Yokohama Silk Art Museum
Yokohama Silk Museum
Source: Wikidata · Last verified 2026-07-18
It is a museum located in Yamashitachō, Japan.
About
To mark the hundredth anniversary of the opening of Yokohama Port, Kanagawa Governor Uchiyama Iwataro proposed building the Silk Center International Trade and Tourism Hall; it opened on March 12, 1959, with the Silk Museum inside it from the start. The art critic and former Tokyo National Museum curator Hijikata Teiichiro was among those who served on its preparatory committee. Designed by the office of architect Sakakura Junzo, the Silk Center is a steel-frame reinforced-concrete building with eight floors above ground and two below; its lower floors housed the museum, offices, and shops, while its upper floors held a tourist hotel.
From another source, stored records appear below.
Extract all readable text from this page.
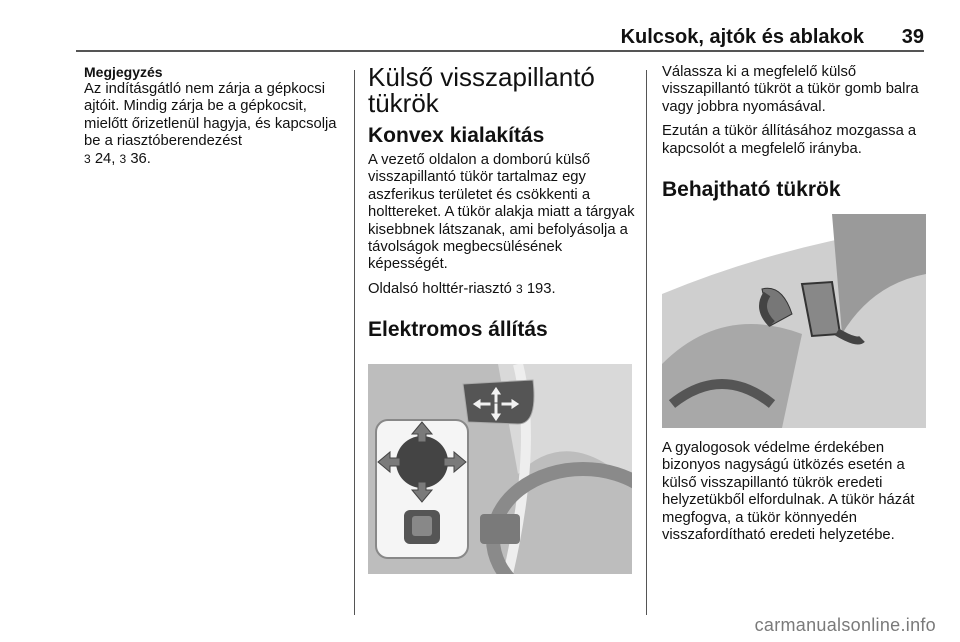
Kulcsok, ajtók és ablakok 39
Megjegyzés

Az indításgátló nem zárja a gépkocsi ajtóit. Mindig zárja be a gépkocsit, mielőtt őrizetlenül hagyja, és kapcsolja be a riasztóberendezést
3 24, 3 36.

Külső visszapillantó tükrök
Konvex kialakítás

A vezető oldalon a domború külső visszapillantó tükör tartalmaz egy aszferikus területet és csökkenti a holttereket. A tükör alakja miatt a tárgyak kisebbnek látszanak, ami befolyásolja a távolságok megbecsülésének képességét.

Oldalsó holttér-riasztó 3 193.

Elektromos állítás

Válassza ki a megfelelő külső visszapillantó tükröt a tükör gomb balra vagy jobbra nyomásával.

Ezután a tükör állításához mozgassa a kapcsolót a megfelelő irányba.

Behajtható tükrök

A gyalogosok védelme érdekében bizonyos nagyságú ütközés esetén a külső visszapillantó tükrök eredeti helyzetükből elfordulnak. A tükör házát megfogva, a tükör könnyedén visszafordítható eredeti helyzetébe.

carmanualsonline.info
The museum's own exhibition space is split between 798 square meters on the second floor and 558 square meters on the third. The collection totals 13,257 items centered on raw silk, silk textiles, and sericulture tools. On the first floor, "Wonderful Farm" lets visitors observe live silkworms, while the "Journey of Silk" section displays historical garments and folk costumes. After expanding its natural-science displays in 1969 and gaining registered-museum status in 1973, the museum underwent a full renewal for its fortieth anniversary in 1999; cumulative visitors passed two million in June 2017, and annual attendance in 2024 was 21,681.